The term market maker refers to a member of an exchange that buys and sells options or stock for their own account.  Market makers also have the responsibility of maintaining a fair market in the commodity or securities in which they specialize.

Explanation

A market maker can be a company or an individual that provides prices to both buy and sell securities held in inventory.  The New York Stock Exchange (NYSE) have designated market makers, also referred to as specialists, that provide liquidity to a security.  They do this by not only matching buyers with sellers, but also by trading from their own account when a temporary buy and sell side imbalance occurs.

In exchange for providing liquidity, market makers are provided with trade execution advantages.  Market makers are also compensated via bid-ask spreads, sometimes referred to as market maker spreads.  While the bid-ask spreads may seem relatively small, market makers deal in relatively large volumes of a security.

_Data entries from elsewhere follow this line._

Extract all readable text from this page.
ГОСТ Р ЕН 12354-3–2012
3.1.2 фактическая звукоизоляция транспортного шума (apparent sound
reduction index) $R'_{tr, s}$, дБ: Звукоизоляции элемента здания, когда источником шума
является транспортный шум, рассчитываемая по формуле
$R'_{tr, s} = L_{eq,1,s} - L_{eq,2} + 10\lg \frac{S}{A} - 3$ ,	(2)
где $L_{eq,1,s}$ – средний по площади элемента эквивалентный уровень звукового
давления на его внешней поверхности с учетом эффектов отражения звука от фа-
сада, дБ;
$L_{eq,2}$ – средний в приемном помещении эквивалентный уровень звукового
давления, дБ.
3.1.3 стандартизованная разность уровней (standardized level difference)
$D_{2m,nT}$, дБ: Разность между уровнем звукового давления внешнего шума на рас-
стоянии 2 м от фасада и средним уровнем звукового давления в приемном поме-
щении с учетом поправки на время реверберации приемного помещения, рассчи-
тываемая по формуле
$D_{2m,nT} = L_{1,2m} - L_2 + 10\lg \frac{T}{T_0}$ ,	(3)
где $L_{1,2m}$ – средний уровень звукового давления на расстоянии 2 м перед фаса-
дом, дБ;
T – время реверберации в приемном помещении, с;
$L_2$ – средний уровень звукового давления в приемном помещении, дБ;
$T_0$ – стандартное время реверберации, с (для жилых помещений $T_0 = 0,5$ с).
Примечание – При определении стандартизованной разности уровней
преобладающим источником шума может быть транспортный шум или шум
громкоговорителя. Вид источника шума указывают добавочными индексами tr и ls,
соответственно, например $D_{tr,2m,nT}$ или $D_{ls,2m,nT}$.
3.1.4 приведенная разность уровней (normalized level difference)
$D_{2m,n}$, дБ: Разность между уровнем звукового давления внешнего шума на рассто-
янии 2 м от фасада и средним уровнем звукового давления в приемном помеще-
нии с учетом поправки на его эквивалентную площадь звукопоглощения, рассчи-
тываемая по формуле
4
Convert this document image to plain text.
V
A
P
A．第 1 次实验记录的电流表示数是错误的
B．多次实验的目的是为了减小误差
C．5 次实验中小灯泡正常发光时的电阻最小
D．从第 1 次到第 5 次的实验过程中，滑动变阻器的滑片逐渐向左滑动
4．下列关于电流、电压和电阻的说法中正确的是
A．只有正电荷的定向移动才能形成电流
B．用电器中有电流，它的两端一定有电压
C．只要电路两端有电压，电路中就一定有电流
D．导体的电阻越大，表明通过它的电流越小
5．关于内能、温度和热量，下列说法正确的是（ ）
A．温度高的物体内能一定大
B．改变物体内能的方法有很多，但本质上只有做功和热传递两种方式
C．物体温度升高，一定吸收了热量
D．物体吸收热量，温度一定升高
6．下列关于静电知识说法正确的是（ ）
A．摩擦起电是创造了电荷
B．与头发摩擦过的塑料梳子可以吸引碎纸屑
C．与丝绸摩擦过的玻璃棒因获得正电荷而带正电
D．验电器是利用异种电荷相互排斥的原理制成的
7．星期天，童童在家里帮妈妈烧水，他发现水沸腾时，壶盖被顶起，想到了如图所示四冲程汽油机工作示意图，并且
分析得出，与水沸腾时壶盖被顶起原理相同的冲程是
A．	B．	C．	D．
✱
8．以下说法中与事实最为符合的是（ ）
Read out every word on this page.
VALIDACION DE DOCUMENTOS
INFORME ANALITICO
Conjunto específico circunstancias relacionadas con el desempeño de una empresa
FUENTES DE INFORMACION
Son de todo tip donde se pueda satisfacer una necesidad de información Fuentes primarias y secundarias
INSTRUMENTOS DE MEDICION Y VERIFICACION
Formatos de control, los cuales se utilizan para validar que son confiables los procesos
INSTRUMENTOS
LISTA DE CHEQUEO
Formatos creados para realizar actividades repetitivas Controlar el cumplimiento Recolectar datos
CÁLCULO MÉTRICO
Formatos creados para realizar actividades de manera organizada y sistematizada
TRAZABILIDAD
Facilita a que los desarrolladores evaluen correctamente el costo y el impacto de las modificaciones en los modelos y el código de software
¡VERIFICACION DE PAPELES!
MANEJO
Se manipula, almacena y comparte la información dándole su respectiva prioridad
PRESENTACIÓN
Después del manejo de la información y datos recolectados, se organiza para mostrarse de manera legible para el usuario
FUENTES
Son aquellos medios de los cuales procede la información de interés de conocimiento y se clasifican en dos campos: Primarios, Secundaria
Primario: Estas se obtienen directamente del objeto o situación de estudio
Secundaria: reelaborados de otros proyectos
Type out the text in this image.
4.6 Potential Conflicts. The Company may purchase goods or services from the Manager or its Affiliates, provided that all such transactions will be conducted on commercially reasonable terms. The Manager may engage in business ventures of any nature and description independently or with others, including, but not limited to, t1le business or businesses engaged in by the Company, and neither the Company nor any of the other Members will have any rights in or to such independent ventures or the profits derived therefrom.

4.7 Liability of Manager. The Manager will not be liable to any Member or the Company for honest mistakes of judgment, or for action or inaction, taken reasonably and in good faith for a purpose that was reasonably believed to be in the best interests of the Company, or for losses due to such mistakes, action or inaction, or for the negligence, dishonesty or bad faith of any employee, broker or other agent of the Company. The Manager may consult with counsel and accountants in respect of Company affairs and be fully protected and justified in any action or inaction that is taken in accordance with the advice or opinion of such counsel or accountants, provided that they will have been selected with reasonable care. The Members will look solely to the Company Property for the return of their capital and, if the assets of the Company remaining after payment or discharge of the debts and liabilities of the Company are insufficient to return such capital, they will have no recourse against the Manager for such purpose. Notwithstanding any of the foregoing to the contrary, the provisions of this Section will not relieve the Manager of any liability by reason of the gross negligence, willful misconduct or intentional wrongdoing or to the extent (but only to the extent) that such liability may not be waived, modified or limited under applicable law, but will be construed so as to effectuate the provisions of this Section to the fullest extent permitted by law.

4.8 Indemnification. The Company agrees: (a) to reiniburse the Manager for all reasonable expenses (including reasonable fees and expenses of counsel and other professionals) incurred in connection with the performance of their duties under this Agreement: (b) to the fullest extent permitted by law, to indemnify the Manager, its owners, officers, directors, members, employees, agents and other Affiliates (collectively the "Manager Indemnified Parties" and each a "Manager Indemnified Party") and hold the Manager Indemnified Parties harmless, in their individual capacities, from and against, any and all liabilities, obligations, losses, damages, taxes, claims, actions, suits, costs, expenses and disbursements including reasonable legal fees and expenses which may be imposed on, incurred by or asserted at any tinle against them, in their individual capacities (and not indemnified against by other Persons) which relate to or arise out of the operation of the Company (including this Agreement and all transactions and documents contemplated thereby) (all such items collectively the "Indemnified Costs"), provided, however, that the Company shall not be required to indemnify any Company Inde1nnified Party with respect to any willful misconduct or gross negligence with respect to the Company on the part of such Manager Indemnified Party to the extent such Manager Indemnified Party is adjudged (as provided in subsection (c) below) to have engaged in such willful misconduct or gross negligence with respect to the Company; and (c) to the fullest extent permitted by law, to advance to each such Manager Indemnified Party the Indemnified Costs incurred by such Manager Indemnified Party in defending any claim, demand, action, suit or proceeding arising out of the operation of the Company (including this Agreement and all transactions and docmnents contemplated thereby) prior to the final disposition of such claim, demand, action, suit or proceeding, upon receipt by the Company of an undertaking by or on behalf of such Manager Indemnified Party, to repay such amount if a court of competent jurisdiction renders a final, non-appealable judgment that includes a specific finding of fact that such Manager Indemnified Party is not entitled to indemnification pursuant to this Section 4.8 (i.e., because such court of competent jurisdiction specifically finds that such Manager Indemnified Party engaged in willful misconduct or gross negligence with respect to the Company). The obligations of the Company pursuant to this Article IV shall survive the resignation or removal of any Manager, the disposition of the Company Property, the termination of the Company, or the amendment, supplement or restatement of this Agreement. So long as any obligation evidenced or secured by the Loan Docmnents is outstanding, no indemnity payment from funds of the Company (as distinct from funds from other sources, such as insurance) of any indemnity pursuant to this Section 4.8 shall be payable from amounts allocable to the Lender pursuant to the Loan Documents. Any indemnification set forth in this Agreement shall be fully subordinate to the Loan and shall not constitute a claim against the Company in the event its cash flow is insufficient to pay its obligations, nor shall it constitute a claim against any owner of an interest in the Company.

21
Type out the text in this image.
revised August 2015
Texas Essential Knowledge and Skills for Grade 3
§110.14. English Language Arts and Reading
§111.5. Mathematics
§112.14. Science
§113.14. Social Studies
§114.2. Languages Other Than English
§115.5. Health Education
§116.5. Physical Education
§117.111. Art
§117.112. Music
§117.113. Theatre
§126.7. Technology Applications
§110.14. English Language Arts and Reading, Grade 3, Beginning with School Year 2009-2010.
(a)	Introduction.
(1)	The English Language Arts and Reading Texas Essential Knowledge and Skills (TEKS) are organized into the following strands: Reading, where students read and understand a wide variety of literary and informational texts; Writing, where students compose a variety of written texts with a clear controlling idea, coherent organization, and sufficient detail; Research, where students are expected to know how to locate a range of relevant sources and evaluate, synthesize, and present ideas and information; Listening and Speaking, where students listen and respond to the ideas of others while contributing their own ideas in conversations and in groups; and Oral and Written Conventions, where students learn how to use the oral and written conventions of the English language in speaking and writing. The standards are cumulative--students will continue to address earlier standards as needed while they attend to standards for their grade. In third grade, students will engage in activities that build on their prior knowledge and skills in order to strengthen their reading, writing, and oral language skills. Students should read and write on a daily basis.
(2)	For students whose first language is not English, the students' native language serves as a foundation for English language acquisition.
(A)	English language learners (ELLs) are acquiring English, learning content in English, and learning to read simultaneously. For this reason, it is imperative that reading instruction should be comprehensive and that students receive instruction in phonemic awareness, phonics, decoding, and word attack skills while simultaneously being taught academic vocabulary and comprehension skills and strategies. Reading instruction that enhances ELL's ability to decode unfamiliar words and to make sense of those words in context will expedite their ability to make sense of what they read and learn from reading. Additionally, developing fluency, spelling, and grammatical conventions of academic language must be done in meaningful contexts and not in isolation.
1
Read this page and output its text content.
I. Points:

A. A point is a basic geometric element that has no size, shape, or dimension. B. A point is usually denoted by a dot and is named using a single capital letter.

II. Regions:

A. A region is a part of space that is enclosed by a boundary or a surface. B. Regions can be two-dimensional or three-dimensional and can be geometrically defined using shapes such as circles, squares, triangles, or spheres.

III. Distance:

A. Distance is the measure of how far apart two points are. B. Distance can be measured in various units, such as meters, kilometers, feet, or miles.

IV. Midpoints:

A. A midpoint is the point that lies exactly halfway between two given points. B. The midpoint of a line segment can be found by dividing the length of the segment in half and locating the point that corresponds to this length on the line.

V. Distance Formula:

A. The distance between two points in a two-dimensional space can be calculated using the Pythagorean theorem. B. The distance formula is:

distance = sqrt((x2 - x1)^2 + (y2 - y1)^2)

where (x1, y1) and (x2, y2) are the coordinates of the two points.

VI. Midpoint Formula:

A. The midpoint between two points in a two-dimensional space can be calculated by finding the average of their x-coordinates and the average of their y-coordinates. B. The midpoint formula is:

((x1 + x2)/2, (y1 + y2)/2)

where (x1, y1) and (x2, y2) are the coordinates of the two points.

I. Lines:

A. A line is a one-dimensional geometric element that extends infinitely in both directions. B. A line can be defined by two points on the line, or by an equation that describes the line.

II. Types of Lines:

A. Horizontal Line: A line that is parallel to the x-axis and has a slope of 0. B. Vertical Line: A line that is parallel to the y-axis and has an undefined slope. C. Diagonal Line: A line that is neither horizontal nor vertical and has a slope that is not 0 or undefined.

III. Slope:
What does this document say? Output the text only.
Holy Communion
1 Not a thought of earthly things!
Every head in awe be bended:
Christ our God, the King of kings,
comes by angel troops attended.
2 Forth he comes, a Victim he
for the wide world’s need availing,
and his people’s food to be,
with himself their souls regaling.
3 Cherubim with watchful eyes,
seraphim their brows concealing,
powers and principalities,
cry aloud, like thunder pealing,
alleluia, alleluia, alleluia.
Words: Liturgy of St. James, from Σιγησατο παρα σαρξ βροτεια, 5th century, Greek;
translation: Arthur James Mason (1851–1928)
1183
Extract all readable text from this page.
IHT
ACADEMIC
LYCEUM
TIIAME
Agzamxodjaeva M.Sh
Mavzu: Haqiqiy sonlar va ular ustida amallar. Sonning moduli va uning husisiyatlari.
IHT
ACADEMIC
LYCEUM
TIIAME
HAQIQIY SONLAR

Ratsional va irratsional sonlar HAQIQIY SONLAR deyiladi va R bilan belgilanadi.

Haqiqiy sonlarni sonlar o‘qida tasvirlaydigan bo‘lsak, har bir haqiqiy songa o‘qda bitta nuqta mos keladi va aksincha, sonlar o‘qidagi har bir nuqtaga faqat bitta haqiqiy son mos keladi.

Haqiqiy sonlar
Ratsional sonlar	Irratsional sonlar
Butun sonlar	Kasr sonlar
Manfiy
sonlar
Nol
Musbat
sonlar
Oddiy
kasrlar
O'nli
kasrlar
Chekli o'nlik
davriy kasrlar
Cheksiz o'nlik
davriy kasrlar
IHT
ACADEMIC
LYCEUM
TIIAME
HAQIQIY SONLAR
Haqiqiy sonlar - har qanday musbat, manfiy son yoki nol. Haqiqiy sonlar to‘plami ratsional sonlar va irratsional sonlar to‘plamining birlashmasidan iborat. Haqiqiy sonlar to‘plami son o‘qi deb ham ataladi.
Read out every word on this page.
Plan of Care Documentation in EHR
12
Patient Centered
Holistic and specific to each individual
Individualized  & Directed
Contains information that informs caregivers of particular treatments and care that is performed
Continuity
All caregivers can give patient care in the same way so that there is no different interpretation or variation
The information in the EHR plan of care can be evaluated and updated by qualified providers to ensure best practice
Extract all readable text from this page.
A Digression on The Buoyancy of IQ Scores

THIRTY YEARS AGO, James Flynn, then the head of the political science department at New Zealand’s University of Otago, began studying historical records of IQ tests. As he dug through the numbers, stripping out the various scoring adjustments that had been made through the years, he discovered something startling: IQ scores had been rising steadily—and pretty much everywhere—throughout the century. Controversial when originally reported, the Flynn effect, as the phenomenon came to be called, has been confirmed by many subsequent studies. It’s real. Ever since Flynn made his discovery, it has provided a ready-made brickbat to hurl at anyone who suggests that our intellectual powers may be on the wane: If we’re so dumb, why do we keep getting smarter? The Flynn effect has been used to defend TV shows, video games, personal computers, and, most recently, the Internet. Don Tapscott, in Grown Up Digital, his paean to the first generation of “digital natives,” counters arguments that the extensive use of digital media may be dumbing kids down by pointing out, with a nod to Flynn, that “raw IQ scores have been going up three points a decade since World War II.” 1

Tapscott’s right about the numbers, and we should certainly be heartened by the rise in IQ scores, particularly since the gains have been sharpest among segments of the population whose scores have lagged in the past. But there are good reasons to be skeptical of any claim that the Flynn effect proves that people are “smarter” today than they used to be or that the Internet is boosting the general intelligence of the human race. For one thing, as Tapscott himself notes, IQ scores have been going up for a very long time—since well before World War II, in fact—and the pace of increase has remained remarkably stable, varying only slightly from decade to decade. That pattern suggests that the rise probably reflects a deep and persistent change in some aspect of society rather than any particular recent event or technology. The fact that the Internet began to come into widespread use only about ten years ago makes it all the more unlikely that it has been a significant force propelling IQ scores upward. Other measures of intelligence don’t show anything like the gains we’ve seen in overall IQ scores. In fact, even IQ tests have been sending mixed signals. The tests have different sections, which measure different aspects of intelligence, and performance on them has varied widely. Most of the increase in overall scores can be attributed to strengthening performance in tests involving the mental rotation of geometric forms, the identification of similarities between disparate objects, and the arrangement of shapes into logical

Since the role of a market maker is to provide liquidity in a security, they are willing to immediately take the opposite position on every trade.  For example, if a trader would like to sell 1,000 shares of 3M stock, the market maker will immediately purchase the 1,000 shares.  In the same manner, if a trader would like to purchase 2,000 shares of 3M, the market maker stands ready to sell 2,000 shares.  The willingness to make a market in 3M stock ensures liquidity in these securities, thereby maintaining the trader's confidence in the stock market.